Sim, a música “Ufa” justamente se chama “Ufa” por isso. Eu começo a música contando uma história real que aconteceu comigo mesmo. Uma vez, eu tomei um enquadro e o policial pisou na merda e fez eu limpar o coturno dele com a minha camiseta. Isso é uma história real. Aí eu começo a colocar várias coisas de ficção, começo a inventar, a roteirizar toda essa história que aconteceu comigo e um policial. E vai chegando em uma hora que vai ficando muito tenso, a hora que ele tá prestes a ser empalado, né? E aí vem aquilo: “Corta”. Era só uma cena de um filme. Mas é uma coisa que existe todo dia, tá aí, nas periferias principalmente, e casou também com esse lance da passagem toda do disco. Ali, acaba o disco. Acaba essa música, mas acaba o disco também. Foi uma ideia que a gente teve pra finalizar, aí acaba toda essa passagem de 12 faixas.
Foi uma ideia que surgiu no processo ou desde o início tinha isso planejado?
Já tinha isso na letra. Já tinha esse negócio de: “Corta, acabou a música aqui”. Até porque se eu fosse descrever uma cena dele sendo empalado, acho que ia ser mais chocante, né? Então eu fiz pra brincar também. Dá essa angústia, essa ansiedade, essa agonia, pra no final: “Ufa!”. Justamente isso. A ordem veio depois, esse lance de colocar essa música como a última foi essa sacada que a gente teve.
Legal demais, e o disco saiu agora, como está o planejamento daqui pra frente?
O disco saiu agora em 27 de setembro.
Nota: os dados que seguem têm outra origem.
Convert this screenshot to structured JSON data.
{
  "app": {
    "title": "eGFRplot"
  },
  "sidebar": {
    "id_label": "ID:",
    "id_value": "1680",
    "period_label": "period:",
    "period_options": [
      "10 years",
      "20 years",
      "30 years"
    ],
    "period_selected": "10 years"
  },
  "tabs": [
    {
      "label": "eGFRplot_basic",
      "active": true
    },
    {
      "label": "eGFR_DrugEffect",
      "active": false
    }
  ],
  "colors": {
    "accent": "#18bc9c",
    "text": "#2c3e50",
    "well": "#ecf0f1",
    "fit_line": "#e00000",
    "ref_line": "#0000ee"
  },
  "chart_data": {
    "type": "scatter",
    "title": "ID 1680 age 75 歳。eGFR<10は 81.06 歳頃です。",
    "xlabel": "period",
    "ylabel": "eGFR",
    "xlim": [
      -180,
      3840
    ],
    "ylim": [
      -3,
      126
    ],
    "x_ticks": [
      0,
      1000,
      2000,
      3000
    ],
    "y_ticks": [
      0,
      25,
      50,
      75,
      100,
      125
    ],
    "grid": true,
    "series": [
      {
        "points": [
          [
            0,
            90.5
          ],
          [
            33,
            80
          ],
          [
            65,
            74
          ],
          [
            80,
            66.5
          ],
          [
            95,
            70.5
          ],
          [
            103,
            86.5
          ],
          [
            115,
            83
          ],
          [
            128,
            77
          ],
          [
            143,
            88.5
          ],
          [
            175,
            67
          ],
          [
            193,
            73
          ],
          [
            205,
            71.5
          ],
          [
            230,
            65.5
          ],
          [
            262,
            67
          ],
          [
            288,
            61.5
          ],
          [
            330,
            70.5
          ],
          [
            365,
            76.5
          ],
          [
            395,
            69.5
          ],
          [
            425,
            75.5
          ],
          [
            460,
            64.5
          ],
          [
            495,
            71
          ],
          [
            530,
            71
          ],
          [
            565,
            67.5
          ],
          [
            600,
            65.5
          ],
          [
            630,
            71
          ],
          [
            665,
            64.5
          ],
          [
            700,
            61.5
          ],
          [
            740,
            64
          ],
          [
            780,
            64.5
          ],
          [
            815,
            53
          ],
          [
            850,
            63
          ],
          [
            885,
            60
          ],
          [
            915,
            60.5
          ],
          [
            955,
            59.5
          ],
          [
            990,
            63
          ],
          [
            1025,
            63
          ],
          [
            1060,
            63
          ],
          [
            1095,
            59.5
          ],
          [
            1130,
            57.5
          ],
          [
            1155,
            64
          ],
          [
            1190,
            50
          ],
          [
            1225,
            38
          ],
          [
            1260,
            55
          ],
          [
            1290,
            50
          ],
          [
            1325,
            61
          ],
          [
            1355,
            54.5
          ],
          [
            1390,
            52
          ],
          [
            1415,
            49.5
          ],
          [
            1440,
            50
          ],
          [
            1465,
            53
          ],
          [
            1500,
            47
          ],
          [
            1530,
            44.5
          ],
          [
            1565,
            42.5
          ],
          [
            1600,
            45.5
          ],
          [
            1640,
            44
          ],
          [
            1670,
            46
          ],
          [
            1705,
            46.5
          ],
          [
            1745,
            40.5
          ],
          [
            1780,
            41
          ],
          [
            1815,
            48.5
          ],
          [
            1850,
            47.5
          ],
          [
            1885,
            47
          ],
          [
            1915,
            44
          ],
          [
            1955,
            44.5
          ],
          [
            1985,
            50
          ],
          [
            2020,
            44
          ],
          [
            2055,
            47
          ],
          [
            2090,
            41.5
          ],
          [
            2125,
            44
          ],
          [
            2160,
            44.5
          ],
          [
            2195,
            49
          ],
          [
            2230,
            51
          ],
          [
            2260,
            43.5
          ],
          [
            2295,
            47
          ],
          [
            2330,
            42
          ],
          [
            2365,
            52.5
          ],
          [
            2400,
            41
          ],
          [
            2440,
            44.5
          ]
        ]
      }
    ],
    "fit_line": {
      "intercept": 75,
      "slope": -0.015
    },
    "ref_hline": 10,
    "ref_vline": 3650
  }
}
Vamos ter um lançamento dia 27 de outubro, e já tem mais alguns shows fechados também, já tem bastante procura. E ano que vem vem o vinil novo, na parceria que eu tenho com o pessoal da Somatória do Barulho. Eu tô bem satisfeito com o andamento, com tudo que tem acontecido com o disco. Espero poder tocar bastante pelo Brasil, mostrar bastante.